Before the game we told the team, “You go to school and you are told to grow up; at home when you are loud, you are told to be quiet and grow up; you go anywhere in public and you are told to be quiet and grow up. Not today. Today you get to be kids. Be loud. Be obnoxious. Have fun. Be a kid.”

On paper, we had nowhere near the talent of the other team. But every time they hit one of Jonah’s pitches, his teammates always seemed to come up with an incredible play.

In our final at bats of the last inning, Jonah was up and I was coaching third base trying to figure out how we are going to keep this up. I gave him a clap of the hands and told him to swing away and have some fun. He pounded his bat on the dirt and gave me a big smile. The next pitch he connected and the ball sailed deep into the night sky. As it kept drifting, the kids piled off the bench to watch – one of those moments where time just stood still.
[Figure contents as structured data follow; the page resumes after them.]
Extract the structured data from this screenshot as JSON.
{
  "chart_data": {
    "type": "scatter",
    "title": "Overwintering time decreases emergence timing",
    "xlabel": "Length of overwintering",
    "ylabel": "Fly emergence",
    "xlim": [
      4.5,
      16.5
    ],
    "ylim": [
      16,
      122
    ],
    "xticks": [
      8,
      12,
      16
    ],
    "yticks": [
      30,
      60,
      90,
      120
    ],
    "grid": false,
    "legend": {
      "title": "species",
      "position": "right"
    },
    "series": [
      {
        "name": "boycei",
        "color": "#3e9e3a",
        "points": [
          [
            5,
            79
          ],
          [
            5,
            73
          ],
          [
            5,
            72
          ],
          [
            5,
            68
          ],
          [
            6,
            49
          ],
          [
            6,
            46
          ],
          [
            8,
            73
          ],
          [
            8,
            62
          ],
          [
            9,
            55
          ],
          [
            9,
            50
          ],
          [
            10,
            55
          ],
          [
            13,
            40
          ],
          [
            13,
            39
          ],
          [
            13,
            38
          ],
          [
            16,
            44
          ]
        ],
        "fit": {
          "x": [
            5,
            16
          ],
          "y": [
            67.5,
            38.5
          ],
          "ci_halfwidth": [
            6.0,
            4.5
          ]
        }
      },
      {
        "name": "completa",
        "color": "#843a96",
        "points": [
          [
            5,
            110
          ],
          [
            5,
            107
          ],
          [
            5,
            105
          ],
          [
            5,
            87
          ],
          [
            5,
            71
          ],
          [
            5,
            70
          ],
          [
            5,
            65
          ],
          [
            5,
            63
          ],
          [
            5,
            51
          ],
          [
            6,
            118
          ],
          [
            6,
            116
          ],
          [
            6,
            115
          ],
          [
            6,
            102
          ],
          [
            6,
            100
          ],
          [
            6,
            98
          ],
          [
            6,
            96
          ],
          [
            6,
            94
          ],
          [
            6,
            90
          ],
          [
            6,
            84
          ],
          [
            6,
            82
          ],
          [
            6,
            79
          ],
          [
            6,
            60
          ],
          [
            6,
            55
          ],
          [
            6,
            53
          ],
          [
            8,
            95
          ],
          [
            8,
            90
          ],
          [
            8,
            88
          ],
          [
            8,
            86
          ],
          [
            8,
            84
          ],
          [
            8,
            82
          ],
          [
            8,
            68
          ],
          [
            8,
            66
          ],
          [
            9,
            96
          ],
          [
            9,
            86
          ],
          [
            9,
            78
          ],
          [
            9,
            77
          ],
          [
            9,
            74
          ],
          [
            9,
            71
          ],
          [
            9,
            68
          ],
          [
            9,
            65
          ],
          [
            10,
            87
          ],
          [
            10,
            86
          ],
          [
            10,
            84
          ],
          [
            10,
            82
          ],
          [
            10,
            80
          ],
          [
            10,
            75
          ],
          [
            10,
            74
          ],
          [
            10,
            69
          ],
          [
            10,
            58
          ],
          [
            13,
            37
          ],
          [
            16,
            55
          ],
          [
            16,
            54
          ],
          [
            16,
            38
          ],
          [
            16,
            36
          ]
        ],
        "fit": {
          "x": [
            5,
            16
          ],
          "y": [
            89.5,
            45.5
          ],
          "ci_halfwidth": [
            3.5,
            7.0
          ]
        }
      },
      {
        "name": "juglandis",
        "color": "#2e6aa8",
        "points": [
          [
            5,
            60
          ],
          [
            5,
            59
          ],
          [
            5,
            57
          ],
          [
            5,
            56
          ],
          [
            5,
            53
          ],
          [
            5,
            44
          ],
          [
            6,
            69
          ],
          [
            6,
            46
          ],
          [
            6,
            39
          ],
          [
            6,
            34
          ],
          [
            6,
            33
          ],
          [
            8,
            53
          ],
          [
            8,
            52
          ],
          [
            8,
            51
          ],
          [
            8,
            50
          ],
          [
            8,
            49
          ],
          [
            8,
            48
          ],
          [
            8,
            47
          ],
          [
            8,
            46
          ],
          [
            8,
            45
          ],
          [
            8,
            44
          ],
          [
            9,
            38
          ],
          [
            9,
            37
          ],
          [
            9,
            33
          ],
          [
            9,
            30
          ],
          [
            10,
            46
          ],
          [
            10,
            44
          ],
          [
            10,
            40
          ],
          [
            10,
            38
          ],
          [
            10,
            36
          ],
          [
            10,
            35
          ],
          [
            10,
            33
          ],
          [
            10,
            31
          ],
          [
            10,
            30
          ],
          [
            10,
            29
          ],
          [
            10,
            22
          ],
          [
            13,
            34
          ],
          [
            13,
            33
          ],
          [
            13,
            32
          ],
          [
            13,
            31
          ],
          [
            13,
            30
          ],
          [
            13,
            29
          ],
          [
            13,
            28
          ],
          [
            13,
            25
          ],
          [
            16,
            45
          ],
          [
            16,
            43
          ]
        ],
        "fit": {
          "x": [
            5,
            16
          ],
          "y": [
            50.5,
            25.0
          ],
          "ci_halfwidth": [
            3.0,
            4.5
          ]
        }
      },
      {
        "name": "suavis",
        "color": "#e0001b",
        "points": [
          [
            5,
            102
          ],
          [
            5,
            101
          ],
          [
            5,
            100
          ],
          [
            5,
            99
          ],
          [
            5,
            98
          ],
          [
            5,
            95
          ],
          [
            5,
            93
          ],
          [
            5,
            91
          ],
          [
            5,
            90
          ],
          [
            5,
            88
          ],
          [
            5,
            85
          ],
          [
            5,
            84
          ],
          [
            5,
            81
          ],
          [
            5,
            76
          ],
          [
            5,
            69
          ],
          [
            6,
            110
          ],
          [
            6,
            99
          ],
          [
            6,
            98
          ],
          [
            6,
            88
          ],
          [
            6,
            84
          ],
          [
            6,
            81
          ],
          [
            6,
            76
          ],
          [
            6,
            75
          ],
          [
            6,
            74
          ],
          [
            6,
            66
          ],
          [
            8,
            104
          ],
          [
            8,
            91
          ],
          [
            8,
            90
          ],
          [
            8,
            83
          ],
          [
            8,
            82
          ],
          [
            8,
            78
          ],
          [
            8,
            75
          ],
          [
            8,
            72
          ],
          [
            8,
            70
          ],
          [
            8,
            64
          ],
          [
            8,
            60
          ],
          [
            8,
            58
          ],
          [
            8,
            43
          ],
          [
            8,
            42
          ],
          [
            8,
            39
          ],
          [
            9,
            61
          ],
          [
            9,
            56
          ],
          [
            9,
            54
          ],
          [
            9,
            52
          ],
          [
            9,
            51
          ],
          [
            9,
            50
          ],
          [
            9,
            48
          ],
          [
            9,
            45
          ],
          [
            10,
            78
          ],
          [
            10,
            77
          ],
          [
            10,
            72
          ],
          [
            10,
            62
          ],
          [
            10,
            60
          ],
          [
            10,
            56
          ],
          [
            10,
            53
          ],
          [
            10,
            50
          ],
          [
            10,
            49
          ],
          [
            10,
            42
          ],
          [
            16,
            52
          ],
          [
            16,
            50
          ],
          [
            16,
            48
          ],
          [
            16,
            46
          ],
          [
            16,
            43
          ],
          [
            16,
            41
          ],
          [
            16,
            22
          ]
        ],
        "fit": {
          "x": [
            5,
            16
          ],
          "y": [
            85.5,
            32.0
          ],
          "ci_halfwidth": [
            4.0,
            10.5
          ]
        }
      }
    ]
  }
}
His father, standing behind the outfield fence was waving his arms as if trying to guide the ball over the fence. Their outfielder raced back-and-back-and-back before stopping and watching the ball land over the fence!

The kids were jumping and screaming and trying to chase Jonah around the bases. The parents were behind the backstop hugging each other as well. Everyone was in complete shock as it looked like a scene from a movie; the rain poured down as Jonah rounded the mud-covered infield, and our bench had cleared out as if waiting for a King’s arrival home.

Which is not too far off from the truth; Jonah had arrived home. The atmosphere was amazing, everyone was running, screaming and hugging in the cold, windy rain.

After the pandemonium passed, we got the opportunity to talk to Jonah’s proud father.

“Thank you for giving him the chance,” his father said, “it has been a rough year and he needed someone to believe in him.”

“I guess the meds started to kick in,” we asked.

“What?” his father yelled, “I had him for the end of the summer and I took him off that stuff about a month ago. I don’t care what anyone says. He is not sick, he is just going through a rough time.”

A few years later, Jonah was named high-school athlete of the year in his home state and is on a full scholarship in college.

He never took his ADHD medication again.

Our kids take their emotional cues from us. But, considering how our society currently treats children with so-called behavioral problems, maybe it should be the other way around.